Daimler Truck Holding AG (ETR: DTGGe) reported a sharp decline in third-quarter results for 2025, as weaker global demand and lower truck sales weighed heavily on earnings. The company’s adjusted earnings before interest and taxes (EBIT) fell 40% year-on-year to €716 million, while total revenue dropped 13% to €11.45 billion.
The world’s largest commercial vehicle manufacturer said adjusted EBIT for its Industrial Business slumped 42% to €668 million, reflecting reduced volumes and an unfavorable product mix. Overall group EBIT decreased 25% to €652 million, compared with €873 million a year earlier.
Industrial and Financial Performance
Revenue in the Industrial Business fell 14% to €10.59 billion, while the Financial Services division grew 3% to €856 million. Global vehicle sales dropped 15% to 98,009 units, down from 114,917 in the same period of 2024. However, sales of zero-emission vehicles surged 175%, reaching 1,833 units compared with 666 last year.
Net profit declined 27% to €458 million, with earnings per share at €0.57, down from €0.77. Free cash flow in the Industrial Business improved to €24 million, reversing a negative €41 million from the prior year, while adjusted free cash flow rose to €116 million from €73 million.
Net liquidity in the Industrial Business decreased 31% to €5.88 billion, down from €8.56 billion in 2024.

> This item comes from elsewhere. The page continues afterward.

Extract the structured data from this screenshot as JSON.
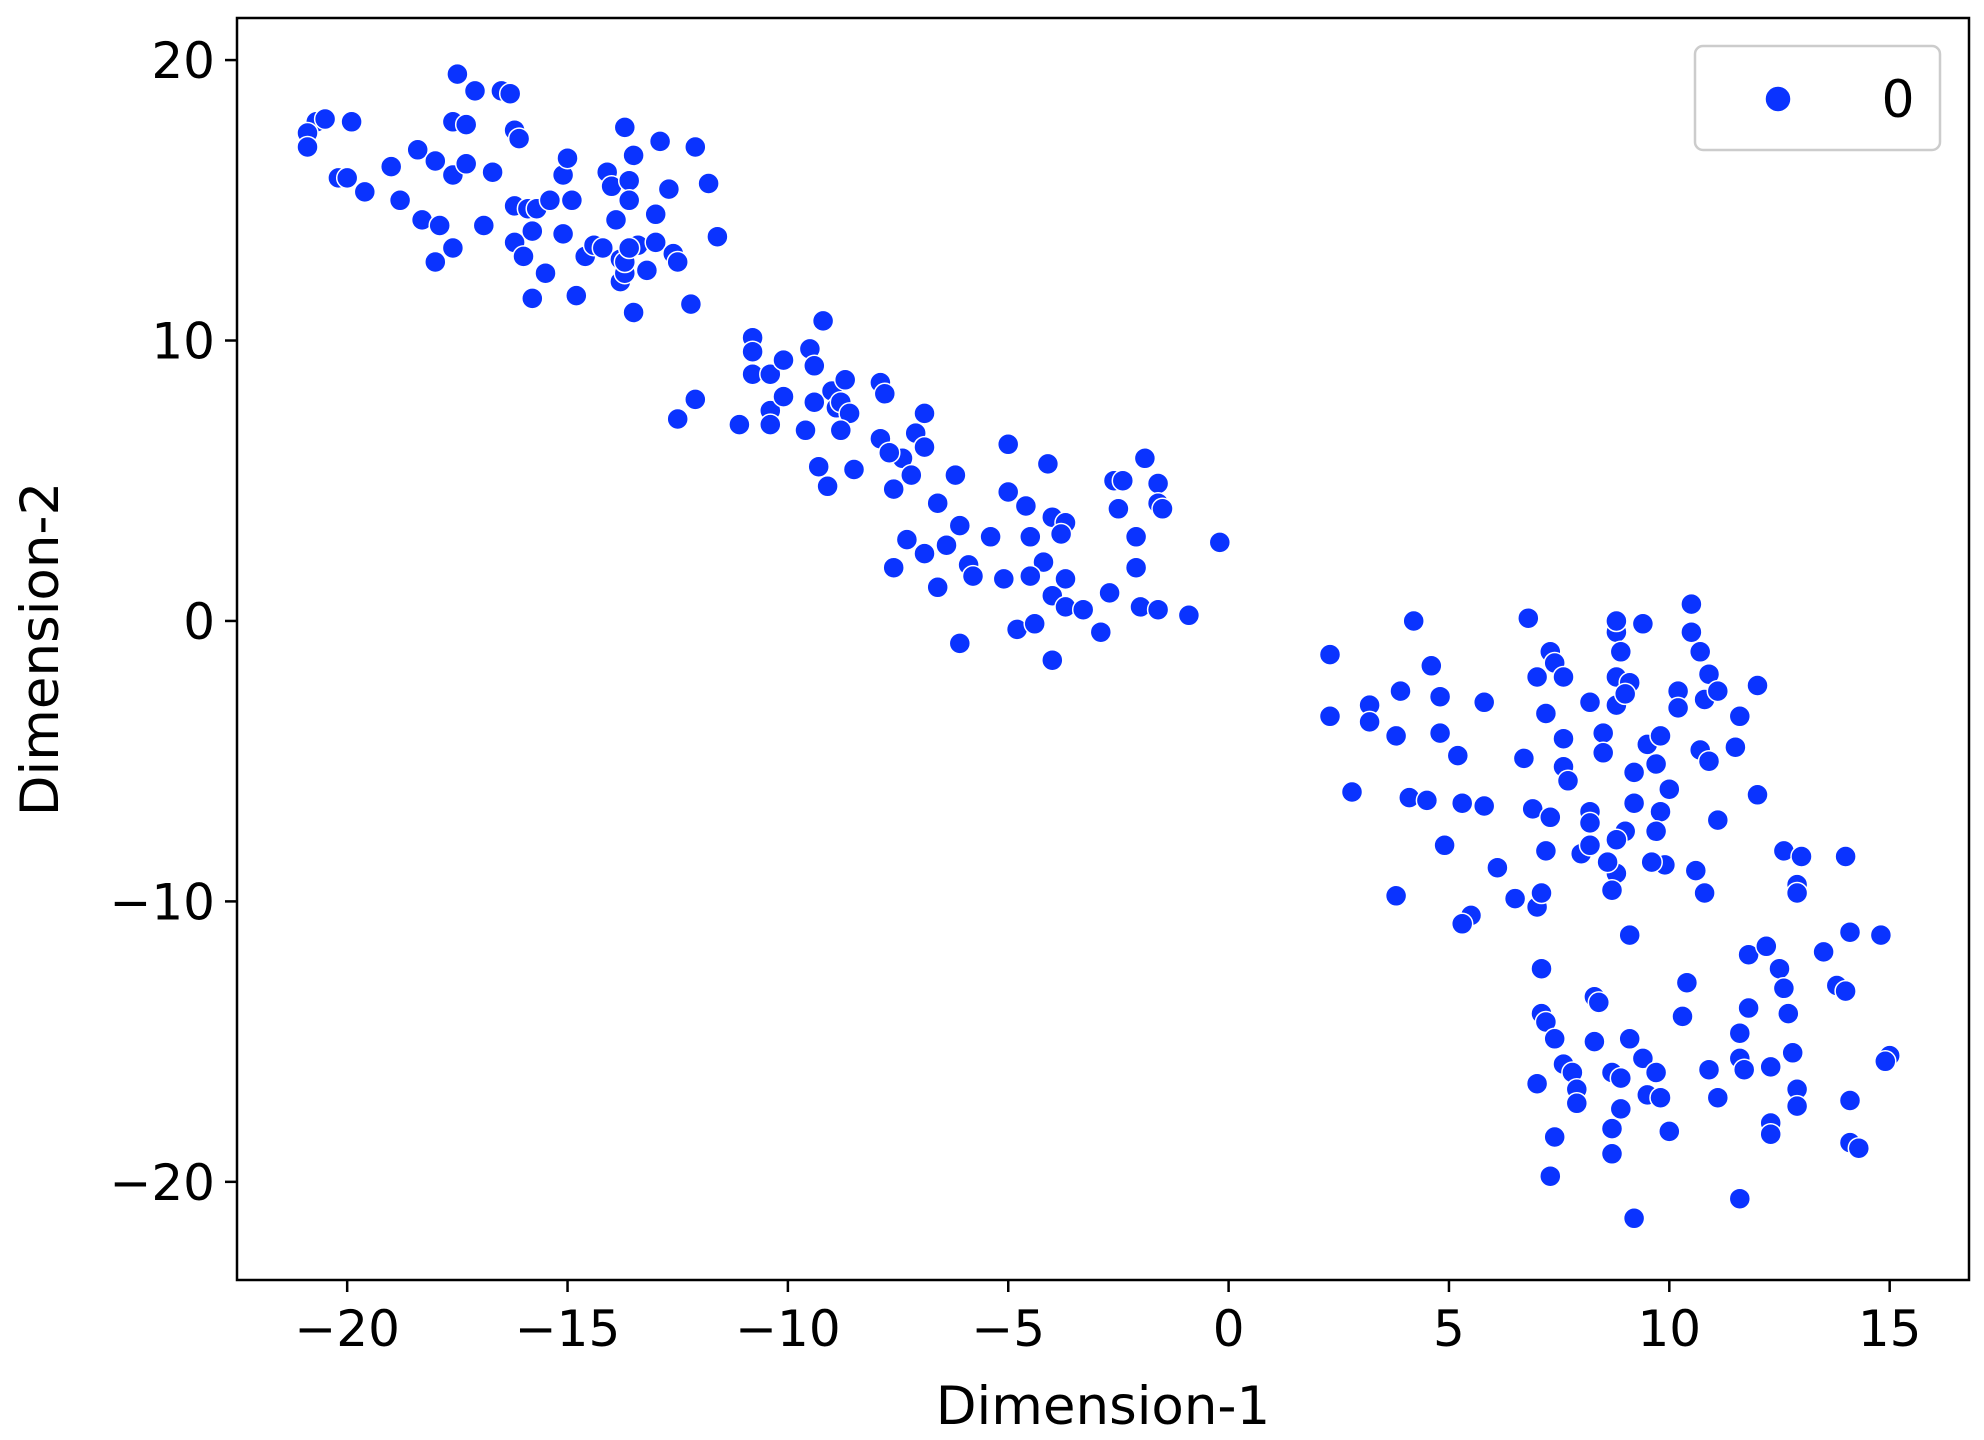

Regional and Segment Results
Performance varied across divisions. Trucks North America reported EBIT of €254 million, a steep 65% decline from €717 million, driven by weaker demand in the United States, Canada, and Mexico.
Mercedes-Benz Trucks, on the other hand, increased EBIT to €283 million from €57 million, supported by strong sales in Europe and Latin America.
Trucks Asia recorded EBIT of €65 million, down 13% due to a 33% sales drop in Indonesia.
Daimler Buses remained stable, posting €136 million in EBIT, while Financial Services more than doubled earnings to €41 million from €16 million last year.
Unit sales mirrored this mixed picture. North America fell 39% to 30,225 trucks, Mercedes-Benz Trucks rose 8% to 39,290 units, Trucks Asia dropped 8% to 25,515, and Daimler Buses slipped 4% to 6,443.
Investment, Strategy, and Innovation
Research and development spending increased 10% to €520 million, while investments in property, plant, and equipment declined 11% to €278 million.
During the quarter, Daimler Truck hosted its Capital Market Day in Cleveland, North Carolina, unveiling its “Stronger 2030” strategic plan and a €2 billion share buyback program to be executed over two years.
The company also opened a Global Parts Center in Halberstadt, Germany, which it described as the “heart of Mercedes-Benz Trucks’ global spare parts logistics.” The facility is designed for CO₂e-neutral operation.
Other highlights included a partnership with French manufacturer ARQUUS for military vehicle development, the launch of new Mercedes-Benz Axor models in Brazil, and the introduction of BharatBenz HX trucks in India for construction and mining. Daimler Buses also began testing the Setra “H₂ Coach,” its first hydrogen fuel-cell model, while deliveries of the eActros 600 electric truck expanded to over 15 European countries.
Outlook for 2025
Daimler Truck reaffirmed its full-year forecast, expecting adjusted group EBIT between €3.6 billion and €4.1 billion, Industrial Business unit sales of 410,000 to 440,000 vehicles, an adjusted return on sales of 7% to 9%, and free cash flow between €1.5 billion and €2 billion.